Mississippi man convicted for defrauding the Internal Revenue Service for up to $1.7 million


Date: November 20, 2020

Contact: newsroom@ci.irs.gov

Memphis, TN — After a four-day jury trial with proper COVID-19 health and safety protocols, Terry Benson of Senatobia, Mississippi, has been found guilty as charged of Theft of Government Funds, Mail Fraud, and Passing Fictitious Instruments. D. Michael Dunavant.

Benson was found guilty of defrauding the IRS by submitting fictitious financial instruments in the amounts of $393,053.78 and $1.3 million and other numerous fraudulent documents, causing the IRS to send him a refund check for $297,311.12. He then used those funds to open accounts with Morgan Stanley and Regions Bank and purchase a mobile home and other personal items. In addition, he was found guilty of using the U.S. Mail in furtherance of these crimes.
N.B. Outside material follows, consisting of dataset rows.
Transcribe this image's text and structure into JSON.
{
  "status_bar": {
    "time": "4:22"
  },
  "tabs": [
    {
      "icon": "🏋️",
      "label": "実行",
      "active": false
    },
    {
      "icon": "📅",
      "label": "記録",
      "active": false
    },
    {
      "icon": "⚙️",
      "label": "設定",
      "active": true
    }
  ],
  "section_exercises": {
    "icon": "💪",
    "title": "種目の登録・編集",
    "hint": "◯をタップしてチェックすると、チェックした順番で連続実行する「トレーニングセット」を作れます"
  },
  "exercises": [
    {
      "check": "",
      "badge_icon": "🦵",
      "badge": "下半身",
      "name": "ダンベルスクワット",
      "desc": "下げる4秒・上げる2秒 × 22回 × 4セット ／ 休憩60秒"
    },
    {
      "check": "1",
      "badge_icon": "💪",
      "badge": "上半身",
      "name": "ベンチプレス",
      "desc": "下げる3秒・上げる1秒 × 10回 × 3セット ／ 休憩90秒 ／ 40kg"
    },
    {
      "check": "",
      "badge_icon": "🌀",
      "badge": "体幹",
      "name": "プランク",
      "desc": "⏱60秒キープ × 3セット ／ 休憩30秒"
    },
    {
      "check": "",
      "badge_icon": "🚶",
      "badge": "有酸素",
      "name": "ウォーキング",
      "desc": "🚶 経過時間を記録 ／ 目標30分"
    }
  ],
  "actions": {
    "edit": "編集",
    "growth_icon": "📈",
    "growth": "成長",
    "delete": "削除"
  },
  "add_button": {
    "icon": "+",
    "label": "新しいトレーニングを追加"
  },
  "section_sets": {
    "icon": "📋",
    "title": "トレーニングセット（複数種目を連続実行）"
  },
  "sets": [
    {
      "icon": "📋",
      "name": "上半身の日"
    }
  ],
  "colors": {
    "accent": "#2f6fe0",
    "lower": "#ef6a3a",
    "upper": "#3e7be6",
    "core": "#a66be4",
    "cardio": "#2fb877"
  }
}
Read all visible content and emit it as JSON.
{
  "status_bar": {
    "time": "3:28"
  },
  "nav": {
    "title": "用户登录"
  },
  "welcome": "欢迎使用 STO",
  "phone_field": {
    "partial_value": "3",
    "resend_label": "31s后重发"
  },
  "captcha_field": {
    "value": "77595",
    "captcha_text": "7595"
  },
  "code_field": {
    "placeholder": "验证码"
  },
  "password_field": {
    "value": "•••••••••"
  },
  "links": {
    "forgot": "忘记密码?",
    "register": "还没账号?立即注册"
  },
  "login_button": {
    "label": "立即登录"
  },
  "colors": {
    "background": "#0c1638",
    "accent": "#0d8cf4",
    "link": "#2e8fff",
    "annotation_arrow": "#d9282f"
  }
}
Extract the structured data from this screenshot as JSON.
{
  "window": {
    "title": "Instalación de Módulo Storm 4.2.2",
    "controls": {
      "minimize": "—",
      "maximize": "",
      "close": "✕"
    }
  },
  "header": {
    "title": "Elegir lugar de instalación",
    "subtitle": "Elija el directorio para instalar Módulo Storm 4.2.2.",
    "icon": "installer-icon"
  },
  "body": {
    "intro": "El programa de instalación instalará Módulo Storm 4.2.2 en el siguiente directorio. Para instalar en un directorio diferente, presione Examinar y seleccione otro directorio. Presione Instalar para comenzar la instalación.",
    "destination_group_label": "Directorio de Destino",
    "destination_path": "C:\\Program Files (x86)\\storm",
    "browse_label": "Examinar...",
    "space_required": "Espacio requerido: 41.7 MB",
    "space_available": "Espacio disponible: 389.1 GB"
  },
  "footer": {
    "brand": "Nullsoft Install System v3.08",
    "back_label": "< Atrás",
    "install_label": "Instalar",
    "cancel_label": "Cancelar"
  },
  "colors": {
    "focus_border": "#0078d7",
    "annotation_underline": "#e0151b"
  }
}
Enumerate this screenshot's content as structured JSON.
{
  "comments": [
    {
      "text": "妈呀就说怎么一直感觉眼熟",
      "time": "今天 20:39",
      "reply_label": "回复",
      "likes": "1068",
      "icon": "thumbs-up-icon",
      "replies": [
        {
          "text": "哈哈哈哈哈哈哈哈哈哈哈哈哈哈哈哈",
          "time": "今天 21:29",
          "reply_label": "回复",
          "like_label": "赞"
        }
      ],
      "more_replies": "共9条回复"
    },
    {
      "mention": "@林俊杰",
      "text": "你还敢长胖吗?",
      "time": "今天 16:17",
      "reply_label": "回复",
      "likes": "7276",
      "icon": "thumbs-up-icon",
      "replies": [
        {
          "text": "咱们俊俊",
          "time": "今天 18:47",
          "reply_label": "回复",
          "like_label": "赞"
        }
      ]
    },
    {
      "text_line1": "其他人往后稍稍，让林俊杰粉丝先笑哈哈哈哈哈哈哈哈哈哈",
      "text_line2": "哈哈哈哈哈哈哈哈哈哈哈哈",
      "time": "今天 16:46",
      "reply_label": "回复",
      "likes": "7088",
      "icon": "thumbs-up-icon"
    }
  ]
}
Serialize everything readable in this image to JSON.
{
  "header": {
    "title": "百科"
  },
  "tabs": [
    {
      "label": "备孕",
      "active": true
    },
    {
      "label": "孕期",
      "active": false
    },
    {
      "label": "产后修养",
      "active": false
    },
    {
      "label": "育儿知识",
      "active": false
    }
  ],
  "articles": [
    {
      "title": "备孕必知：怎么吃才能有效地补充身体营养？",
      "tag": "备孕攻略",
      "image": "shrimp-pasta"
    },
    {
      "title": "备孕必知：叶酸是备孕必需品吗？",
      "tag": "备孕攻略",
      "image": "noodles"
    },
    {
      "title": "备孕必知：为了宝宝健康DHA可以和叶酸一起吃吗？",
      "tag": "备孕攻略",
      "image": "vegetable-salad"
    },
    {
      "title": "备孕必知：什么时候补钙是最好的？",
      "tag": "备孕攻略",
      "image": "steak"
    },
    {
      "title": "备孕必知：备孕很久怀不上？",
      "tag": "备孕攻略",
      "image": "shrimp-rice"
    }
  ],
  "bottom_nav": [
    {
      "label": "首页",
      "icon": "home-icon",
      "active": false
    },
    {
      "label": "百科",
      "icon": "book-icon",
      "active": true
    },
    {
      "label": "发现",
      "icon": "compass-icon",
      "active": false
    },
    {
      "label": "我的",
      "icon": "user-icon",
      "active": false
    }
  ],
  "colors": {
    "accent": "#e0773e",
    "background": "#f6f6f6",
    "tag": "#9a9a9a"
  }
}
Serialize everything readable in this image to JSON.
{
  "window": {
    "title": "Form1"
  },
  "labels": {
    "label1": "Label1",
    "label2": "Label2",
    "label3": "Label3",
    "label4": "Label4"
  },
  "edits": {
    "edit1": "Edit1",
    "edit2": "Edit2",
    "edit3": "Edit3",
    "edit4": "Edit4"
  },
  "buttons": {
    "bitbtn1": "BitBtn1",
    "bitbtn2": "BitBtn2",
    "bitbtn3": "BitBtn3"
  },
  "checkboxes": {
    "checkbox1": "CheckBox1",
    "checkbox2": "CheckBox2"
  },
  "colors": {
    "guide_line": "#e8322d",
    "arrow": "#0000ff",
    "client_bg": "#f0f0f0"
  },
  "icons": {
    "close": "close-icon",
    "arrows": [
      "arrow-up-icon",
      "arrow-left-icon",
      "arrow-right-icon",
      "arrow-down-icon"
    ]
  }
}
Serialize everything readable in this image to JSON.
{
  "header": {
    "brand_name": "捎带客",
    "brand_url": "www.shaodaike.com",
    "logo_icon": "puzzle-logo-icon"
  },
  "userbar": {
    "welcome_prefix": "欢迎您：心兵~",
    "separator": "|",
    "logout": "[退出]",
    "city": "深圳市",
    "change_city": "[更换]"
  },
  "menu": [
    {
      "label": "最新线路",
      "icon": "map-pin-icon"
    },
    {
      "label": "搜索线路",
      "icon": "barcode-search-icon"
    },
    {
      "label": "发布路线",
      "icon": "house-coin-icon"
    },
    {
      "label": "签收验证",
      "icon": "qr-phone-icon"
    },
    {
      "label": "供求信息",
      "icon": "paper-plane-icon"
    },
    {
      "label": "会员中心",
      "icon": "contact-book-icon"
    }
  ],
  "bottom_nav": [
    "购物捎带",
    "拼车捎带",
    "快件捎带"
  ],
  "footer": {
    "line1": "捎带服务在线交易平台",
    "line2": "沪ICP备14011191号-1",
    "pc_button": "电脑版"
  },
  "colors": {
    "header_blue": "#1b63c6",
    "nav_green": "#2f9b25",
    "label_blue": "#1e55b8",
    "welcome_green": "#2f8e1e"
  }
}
According to the indictment, Benson executed a scheme to steal funds from the IRS. Benson sent the IRS a fictitious money order as a "Tax Account Settlement Payment" which was applied to balances he owed for tax years 2006, 2007, and 2010 to settle his debt. The IRS issued him a refund check in the amount of $297,311.12 for the overage amount after applying amounts to his IRS debt and debt owed by Benson to the Tennessee Office of Child Support Enforcement Services. Benson filed many fraudulent documents with the IRS naming public officials, organizations or other entities in the documents. In some instances, Benson filed UCC-1 financing statements with the Tennessee Secretary of State naming Regions Bank, the U.S. District Court for the Western District of Tennessee, Shelby County Juvenile Court, the IRS and an employee of the IRS as debtors while identifying himself as the creditor.

On March 19, 2019, Benson was indicted for theft of government funds, mail fraud, and passing a fictitious financial instrument. A sentencing hearing is set for February 25, 2021, before U.S. District Court Judge Mark Norris, where Benson faces possible sentences of up to 10 years for the theft of government funds; up to 20 years for the mail fraud; and up to 25 years for passing fictitious instruments. There is no parole in the federal system.

The Internal Revenue Service Criminal Investigation Division and the U.S. Postal Inspection Service investigated this case.

Assistant U.S. Attorney Damon K. Griffin and Assistant U.S. Attorney Eileen Kuo are prosecuting this case on behalf of the government.